Clearer outlook with vapour recovery

Increased measures to reduce volatile organic compounds (VOC) emissions during the loading operations for crude oil, both offshore and onshore, are being  required by the Norwegian Pollution Control Authority (SFT) and international environmental agreements.

The Norwegian oil and gas industry accounts for approximately 39 per cent of national VOC emissions, of which approximately 90 per cent are believed to be  attributable to offshore crude oil loading operations.

The current SFT emission requirements for crude oil loading operations require a minimum recovery efficiency of not less than 78 per cent of non-methane VOC (NMVOC). This particular recovery efficiency requirement is applicable to shuttle tankers operating in the Norwegian sector of the North Sea.

The laws and regulations for onshore sites require that facilities apply for independent concessions under which to operate.

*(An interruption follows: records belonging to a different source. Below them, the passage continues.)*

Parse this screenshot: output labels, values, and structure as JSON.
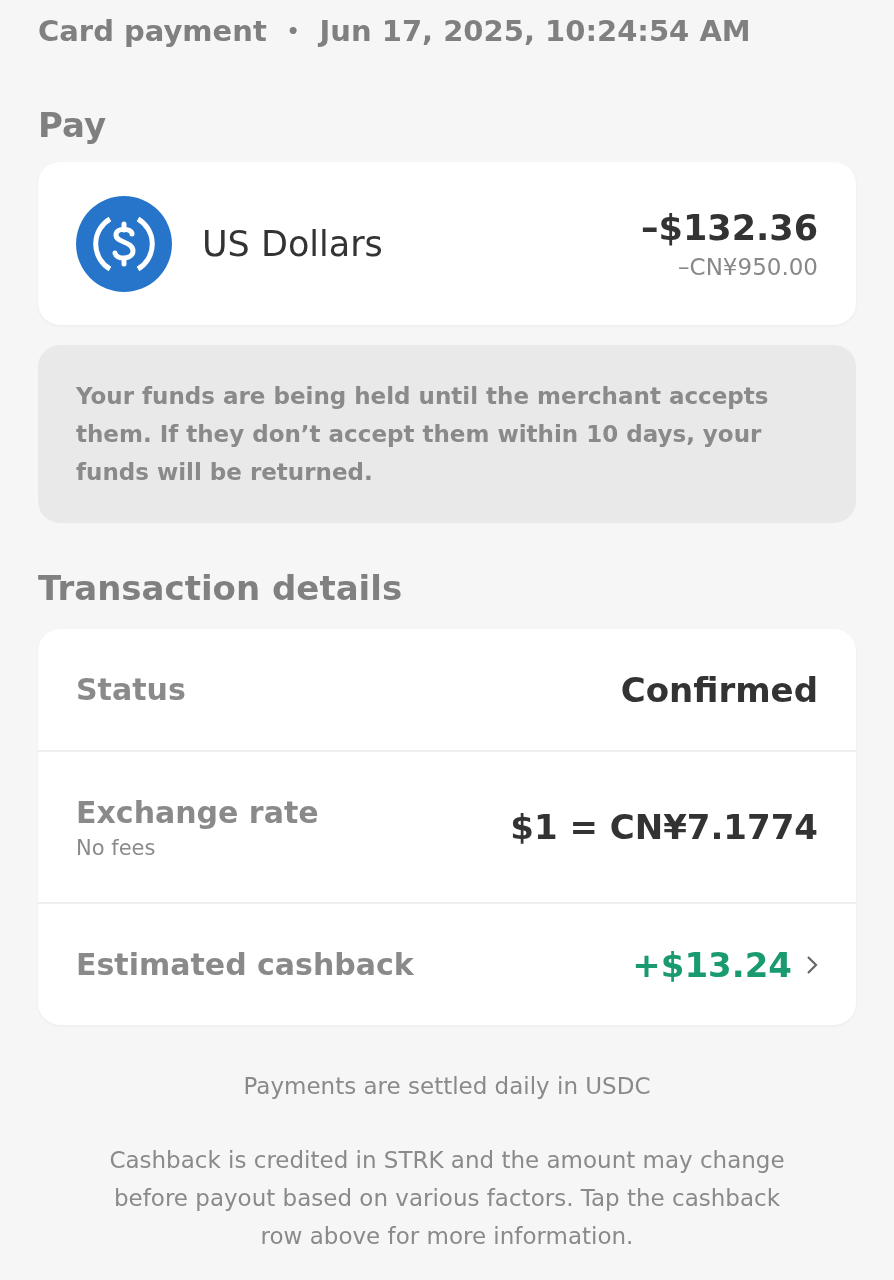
{
  "header": {
    "type": "Card payment",
    "separator": "•",
    "datetime": "Jun 17, 2025, 10:24:54 AM"
  },
  "pay": {
    "title": "Pay",
    "currency": "US Dollars",
    "amount": "–$132.36",
    "local_amount": "–CN¥950.00"
  },
  "notice": "Your funds are being held until the merchant accepts them. If they don’t accept them within 10 days, your funds will be returned.",
  "details": {
    "title": "Transaction details",
    "rows": [
      {
        "kind": "plain",
        "label": "Status",
        "value": "Confirmed"
      },
      {
        "kind": "sub",
        "label": "Exchange rate",
        "sublabel": "No fees",
        "value": "$1 = CN¥7.1774"
      },
      {
        "kind": "link",
        "label": "Estimated cashback",
        "value": "+$13.24"
      }
    ]
  },
  "footer": [
    "Payments are settled daily in USDC",
    "Cashback is credited in STRK and the amount may change before payout based on various factors. Tap the cashback row above for more information."
  ]
}
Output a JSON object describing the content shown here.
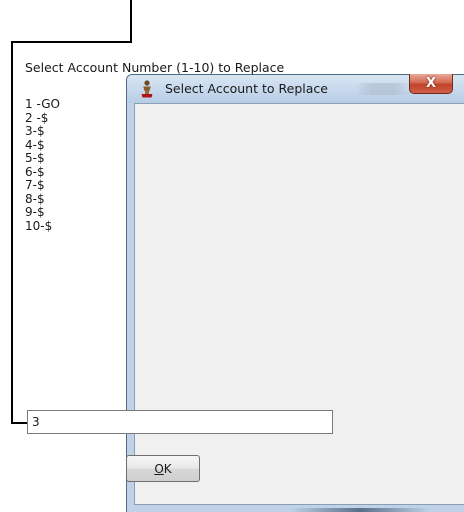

Recovery efficiencies, rather than mass based emission rates, are commonly used for defining crude oil emission requirements because of the very wide range and complexities of crude oil compositions. As the reader may know, crude oils from different areas in the world and indeed within the various sectors of oil producing areas can vary significantly, some high in light VOC compounds others high in heavy compounds and so on.

Because of the wide range of compositions, it has now become an accepted practice to design crude oil Vapour Recovery Units (VRU’s) on a recovery efficiency basis.

StatoilHydro – Mongstad

One case, by way of example, is the recently commissioned crude oil vapour recovery system at StatoilHydro’s Mongstad facility. The VRU is required to recover VOC from all the different crude oil types, with wide ranging compositions and vapour pressures.

The vapour recovery system has been designed to recover vapours resulting from each of the crude oils loaded at the terminal. However, for each of the crude oils  loaded, a separate recovery efficiency applies, reflecting the varying composition. In June 2006, Aker Solutions signed a contract for the design and delivery of a VRU to the Mongstad terminal; the contract was completed in June 2008. The contract party for the VRU in Mongstad is Aker Cool Sorption A/S in Denmark, a fully owned
subsidiary of Aker Solutions.

The main benefits of using these systems are to reduce the discharge of environmentally hazardous substances and minimise what would be a significant loss of a potentially valuable energy resource represented by the evaporation of the oil. In addition, significant safety and operator health risks in the distribution and handling of oil vapour are gained.

The Mongstad terminal, located near Bergen in Western Norway, is jointly owned by StatoilHydro and Petoro, the state company responsible for commercial aspects of the government’s involvement in petroleum activities on the Norwegian continental shelf. Crude oil is delivered to the terminal by shuttle tanker and pipeline.  Mongstad provides an intermediate storage facility for more than one third of the crude oil produced by StatoilHydro.

At any one time the terminal has a capacity to store 9.4mbbls (1.5million-m3) of crude oil in up to six rock caverns. Exports to customers in North America, Asia and  Europe are loaded from one of two jetties, each capable of accommodating tankers up to 380,000dwt. In an average year the terminal loads up to 450 tankers.

The Mongstad VRU’s peak capacity is a vapour rate of 36,000 m3/hr (vapour rate) emissions that were previously released into the air, reflecting positively on the  environment.